Sur cette poterie grecque de l’époque dite “orientalisante” (VIIIè siècle avant notre ère) exposée à la National Gallery of Victoria à Melbourne (Australie), on distingue deux animaux qui s’affrontent : une sorte d’antilope cornue (un impala ?) et un tigre (ou une tigresse), reconnaissable à ses rayures. 

Tigre-Poterie-Melbourne

Pot-Tigre-Melbourne

Ce magnifique pelage a valu au tigre d’être chassé par l’homme, pour ne devenir qu’un trophée ou même une simple descente de lit (une “peau de tigre”). Déjà au 1er siècle de notre ère, le naturaliste romain Pline l’Ancien écrivait que La panthère et le tigre sont presque les seuls animaux remarquables par leur robe bigarrée (Histoire Naturelle, Livre 8, XXIII, 1, traduction d’Émile Littré, Paris, 1848-50).

Le tigre, la panthère et autres animaux exotiques, comme le léopard, étaient donc un gibier d’autant plus prisé qu’il était difficile à capturer.

Tigre, léopard, panthère
Léopard, mosaïque byzantine (VIè siècle), Art Institute Museum, Chicago

Pline fait mention d’une partie de chasse bien spéciale : L’Hyrcanie et l’Inde produisent le tigre, animal d’une rapidité redoutable : on en fait surtout l’épreuve quand on lui enlève tous ses petits, qui sont toujours nombreux ; le chasseur qui les emporte est monté sur un cheval très vite, et il en change de temps en temps. Dès que la tigresse trouve la bauge vide (les mâles ne s’occupent pas de leur progéniture), elle se précipite sur les pas du ravisseur, qu’elle suit à la piste : celui-ci, dès qu’il entend le rugissement approcher, jette un des petits ; la tigresse le prend dans sa gueule, et sous ce poids, marchant avec encore plus de rapidité, elle revole à sa bauge ; puis elle se remet à la poursuite, et ainsi de suite, jusqu’à ce que, le chasseur étant rentré dans le vaisseau qui l’avait apporté, la fureur de l’animal s’épuise vainement sur le rivage (Ibid. XXV,1).

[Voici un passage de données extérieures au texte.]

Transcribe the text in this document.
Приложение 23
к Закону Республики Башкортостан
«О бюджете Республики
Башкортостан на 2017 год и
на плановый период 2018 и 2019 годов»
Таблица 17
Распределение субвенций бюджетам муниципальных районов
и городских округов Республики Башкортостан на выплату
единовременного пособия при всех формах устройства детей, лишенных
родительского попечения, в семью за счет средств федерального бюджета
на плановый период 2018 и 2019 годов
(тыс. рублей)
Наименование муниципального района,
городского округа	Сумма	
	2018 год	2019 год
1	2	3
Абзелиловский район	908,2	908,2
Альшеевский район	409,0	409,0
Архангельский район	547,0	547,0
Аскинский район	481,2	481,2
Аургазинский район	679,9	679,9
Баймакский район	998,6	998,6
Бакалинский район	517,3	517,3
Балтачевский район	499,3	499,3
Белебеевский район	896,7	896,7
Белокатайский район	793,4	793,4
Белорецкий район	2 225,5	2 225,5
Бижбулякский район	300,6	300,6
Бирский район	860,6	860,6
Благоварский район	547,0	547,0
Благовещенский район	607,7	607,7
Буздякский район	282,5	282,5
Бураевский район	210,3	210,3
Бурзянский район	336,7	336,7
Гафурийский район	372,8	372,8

De nos jours encore, on appelle “tigresse” une femme très agressive, à l’image de la tigresse qui défend ses petits.

Le tigre évoque, d’une manière générale, les idées de puissance et de férocité. C’est un animal chasseur, et en cela un symbole de la caste guerrière … Les Cinq Tigres, symbole de force protectrice, sont les gardiens des quatre points cardinaux et du centre. On donne d’ailleurs, dans l’histoire et la légende chinoises, l’appellation de Cinq Tigres (Wou ho) à des groupes de guerriers valeureux, protecteurs de l’Empire (Dictionnaire des Symboles, coll. Bouquins, éd. Robert Laffont, p. 949).

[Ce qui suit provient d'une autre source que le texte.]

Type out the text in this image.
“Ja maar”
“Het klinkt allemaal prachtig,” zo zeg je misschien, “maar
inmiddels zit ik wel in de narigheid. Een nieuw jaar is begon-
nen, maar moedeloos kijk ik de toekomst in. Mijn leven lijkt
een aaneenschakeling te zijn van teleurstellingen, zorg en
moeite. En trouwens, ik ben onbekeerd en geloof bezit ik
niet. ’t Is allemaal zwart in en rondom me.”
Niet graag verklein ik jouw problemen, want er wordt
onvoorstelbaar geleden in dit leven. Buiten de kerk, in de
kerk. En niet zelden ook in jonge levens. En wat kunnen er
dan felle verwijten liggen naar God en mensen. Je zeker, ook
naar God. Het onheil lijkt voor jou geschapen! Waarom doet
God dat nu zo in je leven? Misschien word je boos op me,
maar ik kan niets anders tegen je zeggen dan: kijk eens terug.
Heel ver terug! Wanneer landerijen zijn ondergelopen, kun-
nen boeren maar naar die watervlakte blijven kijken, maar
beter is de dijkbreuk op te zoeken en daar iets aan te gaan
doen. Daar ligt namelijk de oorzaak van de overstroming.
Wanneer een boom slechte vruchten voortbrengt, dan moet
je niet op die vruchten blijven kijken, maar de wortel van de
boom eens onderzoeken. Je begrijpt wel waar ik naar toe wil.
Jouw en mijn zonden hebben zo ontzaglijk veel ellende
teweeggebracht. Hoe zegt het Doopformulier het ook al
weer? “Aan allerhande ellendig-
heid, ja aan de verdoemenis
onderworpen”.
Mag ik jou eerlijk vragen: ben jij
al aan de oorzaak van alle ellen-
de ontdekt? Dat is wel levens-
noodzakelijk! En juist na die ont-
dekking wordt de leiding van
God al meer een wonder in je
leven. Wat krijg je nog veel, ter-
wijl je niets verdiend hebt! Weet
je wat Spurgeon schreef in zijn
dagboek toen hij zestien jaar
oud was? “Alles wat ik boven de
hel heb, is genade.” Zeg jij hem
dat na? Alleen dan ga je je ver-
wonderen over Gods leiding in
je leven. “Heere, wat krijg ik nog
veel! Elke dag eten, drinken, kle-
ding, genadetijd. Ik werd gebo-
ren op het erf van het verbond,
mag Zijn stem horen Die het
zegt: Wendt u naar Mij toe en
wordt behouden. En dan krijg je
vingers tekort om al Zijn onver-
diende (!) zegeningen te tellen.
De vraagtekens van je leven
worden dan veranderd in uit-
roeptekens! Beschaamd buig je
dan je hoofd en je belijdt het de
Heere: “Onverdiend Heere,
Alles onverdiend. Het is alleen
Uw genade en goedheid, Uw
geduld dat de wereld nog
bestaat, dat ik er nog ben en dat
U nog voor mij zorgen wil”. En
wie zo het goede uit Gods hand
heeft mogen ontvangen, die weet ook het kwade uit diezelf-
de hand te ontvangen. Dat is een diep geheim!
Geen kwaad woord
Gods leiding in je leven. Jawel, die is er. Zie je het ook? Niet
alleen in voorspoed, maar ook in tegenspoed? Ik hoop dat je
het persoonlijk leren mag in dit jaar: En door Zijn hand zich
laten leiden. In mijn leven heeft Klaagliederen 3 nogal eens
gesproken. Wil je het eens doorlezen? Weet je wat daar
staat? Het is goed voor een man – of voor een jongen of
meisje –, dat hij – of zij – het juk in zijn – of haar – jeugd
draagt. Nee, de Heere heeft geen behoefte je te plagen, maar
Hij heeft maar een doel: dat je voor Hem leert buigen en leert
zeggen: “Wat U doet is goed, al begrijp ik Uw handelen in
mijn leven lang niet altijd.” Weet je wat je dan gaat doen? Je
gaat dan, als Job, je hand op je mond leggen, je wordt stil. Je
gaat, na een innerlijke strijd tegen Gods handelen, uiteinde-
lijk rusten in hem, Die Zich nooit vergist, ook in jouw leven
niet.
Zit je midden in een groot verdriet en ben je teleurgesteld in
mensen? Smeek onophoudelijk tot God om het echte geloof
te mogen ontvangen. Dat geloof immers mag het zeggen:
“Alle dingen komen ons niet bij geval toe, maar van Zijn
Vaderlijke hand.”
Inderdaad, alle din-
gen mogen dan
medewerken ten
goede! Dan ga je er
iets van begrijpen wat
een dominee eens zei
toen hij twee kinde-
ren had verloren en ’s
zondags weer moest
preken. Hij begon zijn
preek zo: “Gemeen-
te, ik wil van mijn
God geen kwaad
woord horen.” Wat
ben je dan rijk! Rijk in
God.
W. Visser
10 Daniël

Tandis qu’un “tigre de papier” est, en Chine, un adversaire arrogant, mais inoffensif.

Par ailleurs, les fauves, capturés et importés dans la Rome de l’Antiquité, figuraient aussi comme “acteurs” dans les spectacles de l’arène — ces venationes où s’illustraient les bestiarii, des gladiateurs combattant contre les bêtes féroces.

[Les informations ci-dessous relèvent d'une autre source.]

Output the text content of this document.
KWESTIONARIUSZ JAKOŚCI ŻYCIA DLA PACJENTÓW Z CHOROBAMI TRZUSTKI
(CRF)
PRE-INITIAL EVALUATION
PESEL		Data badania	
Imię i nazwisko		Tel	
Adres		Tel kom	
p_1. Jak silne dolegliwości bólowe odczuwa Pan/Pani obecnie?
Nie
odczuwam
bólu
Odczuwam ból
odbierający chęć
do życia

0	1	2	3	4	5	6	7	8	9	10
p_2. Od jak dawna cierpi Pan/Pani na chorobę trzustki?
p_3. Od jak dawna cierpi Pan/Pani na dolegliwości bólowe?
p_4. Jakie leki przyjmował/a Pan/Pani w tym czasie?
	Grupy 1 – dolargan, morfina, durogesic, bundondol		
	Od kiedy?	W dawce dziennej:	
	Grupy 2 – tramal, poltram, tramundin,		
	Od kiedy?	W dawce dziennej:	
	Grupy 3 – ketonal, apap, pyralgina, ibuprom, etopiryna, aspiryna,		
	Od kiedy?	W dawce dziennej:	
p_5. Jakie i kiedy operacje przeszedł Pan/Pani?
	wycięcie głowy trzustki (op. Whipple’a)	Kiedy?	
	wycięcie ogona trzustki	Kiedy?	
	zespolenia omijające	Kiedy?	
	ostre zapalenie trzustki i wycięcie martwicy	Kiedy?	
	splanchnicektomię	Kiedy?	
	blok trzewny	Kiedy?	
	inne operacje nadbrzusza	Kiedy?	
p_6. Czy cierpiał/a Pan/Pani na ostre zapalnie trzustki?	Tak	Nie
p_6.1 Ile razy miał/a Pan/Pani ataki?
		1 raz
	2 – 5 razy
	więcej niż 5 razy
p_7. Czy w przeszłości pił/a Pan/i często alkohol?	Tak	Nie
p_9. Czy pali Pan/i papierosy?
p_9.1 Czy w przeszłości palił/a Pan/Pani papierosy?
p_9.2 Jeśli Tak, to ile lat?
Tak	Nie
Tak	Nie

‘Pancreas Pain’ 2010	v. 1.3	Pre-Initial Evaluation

Les venationes (“chasses”), combats de cirque, à Rome, d’animaux entre eux ou d’animaux contre des hommes, furent introduits en 186 av. J.-C. Ces combats, qui s’intégrèrent aux différents jeux publics, se multiplièrent au 1er siècle. Les spectateurs romains devinrent plus sanguinaires sous l’Empire …

(Par exemple) 3 500 éléphants furent mis à mort durant les jeux du cirque ; 5 000 animaux sauvages et 4 000 animaux domestiques périrent lors de l’inauguration du Colisée, indique le Dictionnaire de l’Antiquité (coll. Bouquins, éd. Robert Laffont, p. 1037).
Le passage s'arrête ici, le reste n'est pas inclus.